Asked in a Fox News interview whether he deserved some credit for the ruling, Trump said: "God made the decision."

Jackson Women's Health Organization, the only abortion clinic remaining in Mississippi, challenged the 2018 law and had the support of Biden's administration. Mississippi's law allows abortions when there is a "medical emergency" or a "severe fetal abnormality" but does not have an exception for pregnancies resulting from rape or incest.

A federal judge in 2018 struck the law down, citing the Roe precedent. The New Orleans-based 5th U.S. Circuit Court of Appeals in 2019 reached the same conclusion.

The justices in 2016 struck down a Texas law imposing strict regulations on abortion facilities and doctors. The justices in 2020 struck down a Louisiana law that similarly placed restrictions on doctors who perform abortions.

But the court has become more conservative in recent years with the addition of three appointees made by former President Donald Trump. Since 2018, the court lost two champions of abortion rights. Liberal Justice Ruth Bader Ginsburg died in 2020, being replaced by Barrett, who as an academic before joining the judiciary signaled support for overturning Roe.

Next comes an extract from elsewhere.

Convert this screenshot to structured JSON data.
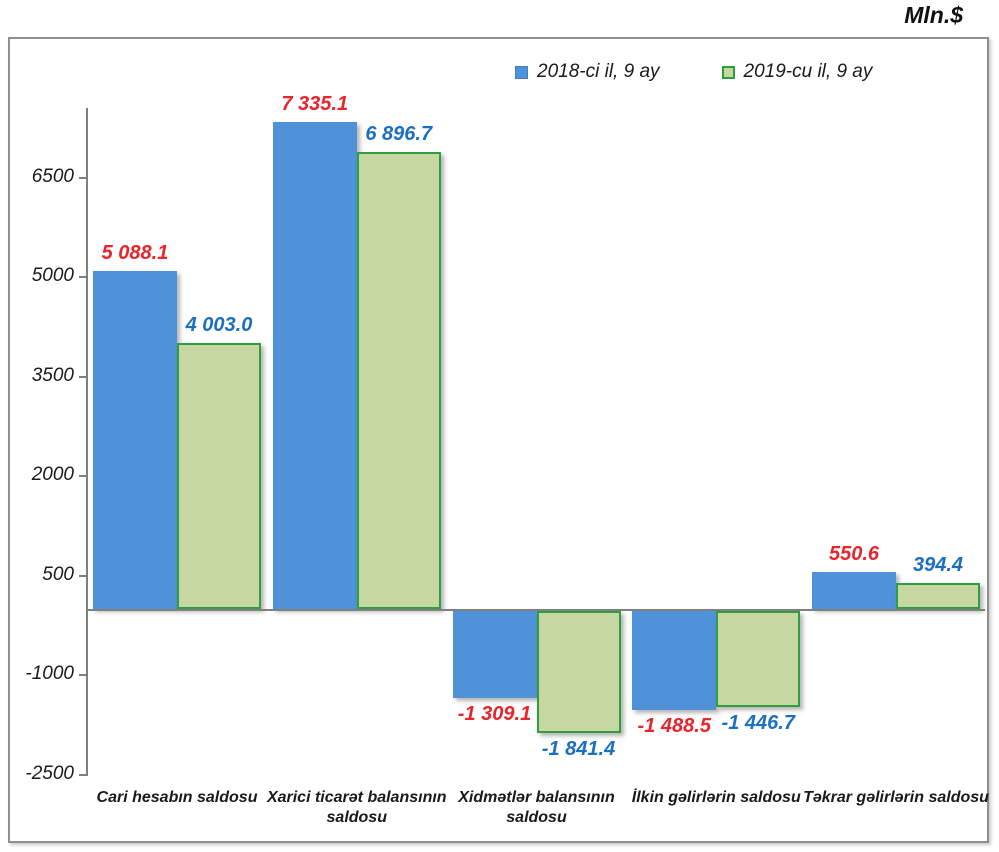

Justice Anthony Kennedy, a conservative who sometimes sided with the liberal justices on social issues such as abortion and LGBT rights, retired in 2018 and was replaced by Kavanaugh. Kennedy was part of the majority in the 1992 decision and voted to strike down the Texas abortion restriction in 2016.

Gorsuch in 2017 replaced the late conservative Justice Antonin Scalia, who was an abortion opponent.

The number of U.S. abortions increased by 8% during the three years ending in 2020, reversing a 30-year trend of declining numbers, according to data released on June 15 by the Guttmacher Institute, a research group that supports abortion rights.

The U.S. abortion rate peaked in 1980, seven years after the Roe ruling, at 29.3 abortions per 1,000 women of child-bearing age - 15-44 - and stood at 13.5 per 1,000 in 2017 before increasing to 14.4 per 1,000 women by 2020. In 2020, there were 930,160 U.S. abortions, with 20.6% of pregnancies ending in abortion in 2020, up from 18.4% in 2017. Mississippi experienced a 40% increase in abortions performed from 2017 to 2020.

Globally, abortion rights generally have been increasing. The U.N. World Health Organization said around 73 million abortions take place globally each year, including 29% of all pregnancies.